After that we talk about some of the suppliers that Burt doesn’t know that well. I begin to wear out, and I see Miriam give Burt a look.
“I’ve got to get back,” he says. But when he’s almost out the door, he turns to me and says, “Are we still on for tomorrow?”
I’d forgotten. Miriam and I are supposed to celebrate Christmas with Burt and his wife at Tutti. Larry and his girlfriend are coming, and so are Josh and Greg. I get into a sweat thinking about leaving the apartment and going out on the street.
Christmas Day arrives. Thank God my stomach is almost back to normal. The only problem I still have is that my vision keeps going in and out. I try to keep it from Miriam.
“You can’t see again, can you?”
“No.

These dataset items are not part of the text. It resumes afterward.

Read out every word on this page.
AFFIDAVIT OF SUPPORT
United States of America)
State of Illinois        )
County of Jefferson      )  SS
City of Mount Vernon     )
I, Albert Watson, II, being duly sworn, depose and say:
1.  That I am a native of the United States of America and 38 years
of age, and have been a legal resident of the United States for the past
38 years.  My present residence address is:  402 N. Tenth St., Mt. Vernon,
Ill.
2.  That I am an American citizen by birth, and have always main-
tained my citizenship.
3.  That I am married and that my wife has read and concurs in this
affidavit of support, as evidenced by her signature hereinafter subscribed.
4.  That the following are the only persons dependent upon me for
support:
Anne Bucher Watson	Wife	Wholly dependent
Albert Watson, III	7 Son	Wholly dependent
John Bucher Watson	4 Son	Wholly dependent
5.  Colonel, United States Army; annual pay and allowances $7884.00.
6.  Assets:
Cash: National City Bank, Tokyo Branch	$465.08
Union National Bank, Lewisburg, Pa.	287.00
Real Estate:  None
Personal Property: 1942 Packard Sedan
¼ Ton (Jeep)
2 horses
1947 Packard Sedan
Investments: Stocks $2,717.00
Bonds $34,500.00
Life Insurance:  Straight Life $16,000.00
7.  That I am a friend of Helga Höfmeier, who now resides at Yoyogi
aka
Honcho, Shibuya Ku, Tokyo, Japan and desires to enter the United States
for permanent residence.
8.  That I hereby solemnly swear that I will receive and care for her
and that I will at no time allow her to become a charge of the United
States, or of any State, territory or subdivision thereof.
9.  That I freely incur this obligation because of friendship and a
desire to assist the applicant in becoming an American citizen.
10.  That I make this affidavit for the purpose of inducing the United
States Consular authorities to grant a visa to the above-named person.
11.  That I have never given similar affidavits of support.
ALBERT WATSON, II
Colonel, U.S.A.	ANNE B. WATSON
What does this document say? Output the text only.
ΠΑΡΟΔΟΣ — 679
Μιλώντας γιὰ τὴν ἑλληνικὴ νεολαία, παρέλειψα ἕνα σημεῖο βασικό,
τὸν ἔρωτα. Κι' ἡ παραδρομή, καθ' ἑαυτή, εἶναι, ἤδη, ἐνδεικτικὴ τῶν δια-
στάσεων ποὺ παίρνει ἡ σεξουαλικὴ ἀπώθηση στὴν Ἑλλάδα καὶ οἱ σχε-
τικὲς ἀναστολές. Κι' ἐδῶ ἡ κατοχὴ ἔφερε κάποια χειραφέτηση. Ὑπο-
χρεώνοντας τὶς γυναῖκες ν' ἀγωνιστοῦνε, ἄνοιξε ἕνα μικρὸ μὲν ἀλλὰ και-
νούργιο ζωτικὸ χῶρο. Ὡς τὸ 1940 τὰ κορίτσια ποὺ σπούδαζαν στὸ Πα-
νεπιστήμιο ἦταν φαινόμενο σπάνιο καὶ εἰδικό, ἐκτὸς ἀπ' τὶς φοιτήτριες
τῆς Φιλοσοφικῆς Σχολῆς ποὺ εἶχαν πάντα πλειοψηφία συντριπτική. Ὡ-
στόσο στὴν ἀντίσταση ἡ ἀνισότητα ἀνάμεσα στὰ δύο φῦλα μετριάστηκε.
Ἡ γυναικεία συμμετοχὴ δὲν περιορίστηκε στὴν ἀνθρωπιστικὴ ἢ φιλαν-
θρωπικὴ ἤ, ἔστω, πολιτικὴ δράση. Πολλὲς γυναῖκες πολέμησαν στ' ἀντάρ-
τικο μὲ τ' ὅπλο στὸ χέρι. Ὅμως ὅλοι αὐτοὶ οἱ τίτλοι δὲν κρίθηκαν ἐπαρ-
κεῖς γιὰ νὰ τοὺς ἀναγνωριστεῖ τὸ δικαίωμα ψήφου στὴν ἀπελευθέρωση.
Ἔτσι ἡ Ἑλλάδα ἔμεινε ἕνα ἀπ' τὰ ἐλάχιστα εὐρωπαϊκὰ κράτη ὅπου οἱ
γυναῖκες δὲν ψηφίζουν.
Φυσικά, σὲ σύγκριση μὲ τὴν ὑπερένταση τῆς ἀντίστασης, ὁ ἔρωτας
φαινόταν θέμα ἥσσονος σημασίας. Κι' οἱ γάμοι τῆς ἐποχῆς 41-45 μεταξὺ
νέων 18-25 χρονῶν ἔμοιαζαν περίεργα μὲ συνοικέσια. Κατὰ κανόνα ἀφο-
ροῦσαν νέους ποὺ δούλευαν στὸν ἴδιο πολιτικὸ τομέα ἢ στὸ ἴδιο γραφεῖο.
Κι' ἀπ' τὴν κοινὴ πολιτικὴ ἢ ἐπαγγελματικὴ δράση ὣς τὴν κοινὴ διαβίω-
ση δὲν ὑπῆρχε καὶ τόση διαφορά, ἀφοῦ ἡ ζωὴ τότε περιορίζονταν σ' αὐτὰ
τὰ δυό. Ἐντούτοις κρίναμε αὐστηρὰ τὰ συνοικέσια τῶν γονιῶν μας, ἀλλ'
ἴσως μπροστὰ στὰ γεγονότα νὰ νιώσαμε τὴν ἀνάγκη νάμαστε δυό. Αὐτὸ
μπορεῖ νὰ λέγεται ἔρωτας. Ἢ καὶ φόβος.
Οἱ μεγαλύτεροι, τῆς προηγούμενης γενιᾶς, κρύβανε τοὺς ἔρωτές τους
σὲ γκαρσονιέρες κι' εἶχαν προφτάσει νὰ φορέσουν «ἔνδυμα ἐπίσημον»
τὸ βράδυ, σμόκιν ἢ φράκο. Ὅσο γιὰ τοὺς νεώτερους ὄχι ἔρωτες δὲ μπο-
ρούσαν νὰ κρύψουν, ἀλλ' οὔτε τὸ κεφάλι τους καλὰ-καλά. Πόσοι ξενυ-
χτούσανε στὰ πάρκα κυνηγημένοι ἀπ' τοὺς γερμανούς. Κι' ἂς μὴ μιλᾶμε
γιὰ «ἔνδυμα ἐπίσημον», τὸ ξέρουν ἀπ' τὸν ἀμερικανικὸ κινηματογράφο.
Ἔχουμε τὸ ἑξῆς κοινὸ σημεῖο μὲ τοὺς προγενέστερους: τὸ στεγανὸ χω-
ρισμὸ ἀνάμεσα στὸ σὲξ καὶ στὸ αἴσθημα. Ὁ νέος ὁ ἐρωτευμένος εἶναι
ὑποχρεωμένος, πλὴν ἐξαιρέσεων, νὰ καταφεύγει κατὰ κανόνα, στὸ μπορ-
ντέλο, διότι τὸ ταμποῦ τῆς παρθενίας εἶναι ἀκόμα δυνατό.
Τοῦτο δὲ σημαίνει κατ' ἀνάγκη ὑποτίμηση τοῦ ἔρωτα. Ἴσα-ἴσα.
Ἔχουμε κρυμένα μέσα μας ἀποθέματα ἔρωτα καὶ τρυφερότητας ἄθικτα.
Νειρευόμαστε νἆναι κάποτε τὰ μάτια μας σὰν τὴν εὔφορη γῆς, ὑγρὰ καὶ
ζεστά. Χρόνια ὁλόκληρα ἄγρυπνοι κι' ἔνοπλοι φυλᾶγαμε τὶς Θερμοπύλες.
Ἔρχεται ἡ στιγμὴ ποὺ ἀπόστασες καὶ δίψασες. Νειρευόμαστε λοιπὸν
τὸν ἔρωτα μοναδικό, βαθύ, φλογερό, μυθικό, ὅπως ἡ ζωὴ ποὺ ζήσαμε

But it will come back.”
“What did Ben do to you?”
I feel my arms and hands go numb. “Please don’t ask me to talk about it, Miriam. It’s why I freaked so bad.”
She lies my head in her lap again. I bury my face in her.
“I haven’t forgotten about the psychiatrist,” she says. “It’s non-negotiable as far as I’m concerned. Once we get to Seattle, we’ll find you one. And a therapist. And no more goddamn whiskey.”
I sigh. How can I argue with her?
She calls a cab and holds my arm as we walk down the four flights to the street. I start shaking. During the ride over, she cradles my hand in hers. I keep checking behind to see if anyone’s following.
“I’ll get over this,” I say.
She’s looking out her window, worn out by my paranoia.
Larry outdoes himself on our behalf. After our meal, Burt’s wife, Loretta, hands out fruitcake so full of rum, we get drunk just holding it in our fingers.
Later on, I give Josh the watch I bought for him, and for Greg I have an opal earring. The two of them give me a year’s subscription to Playboy (gee, thanks a lot), a Clarisse Broder wig (they’re really striking out), and an incredible bouclé sweater.
Miriam gives me a computer with the works and loaded with memory. But I can’t see it until I get to Seattle since she had it installed at her place.
I ask her if the loads of memory thing is some kind of a metaphor.
“I just want to know what’s in that bag,” she says.
“Patience is a virtue,” I remind her.
“I’ve always hated that. I think some weird martyr made it up.”
I give her a heavy bracelet of worked silver
, studded with rubies. She loves it. I picked it up on one of my pawnshop junkets in the city while looking for more firepower.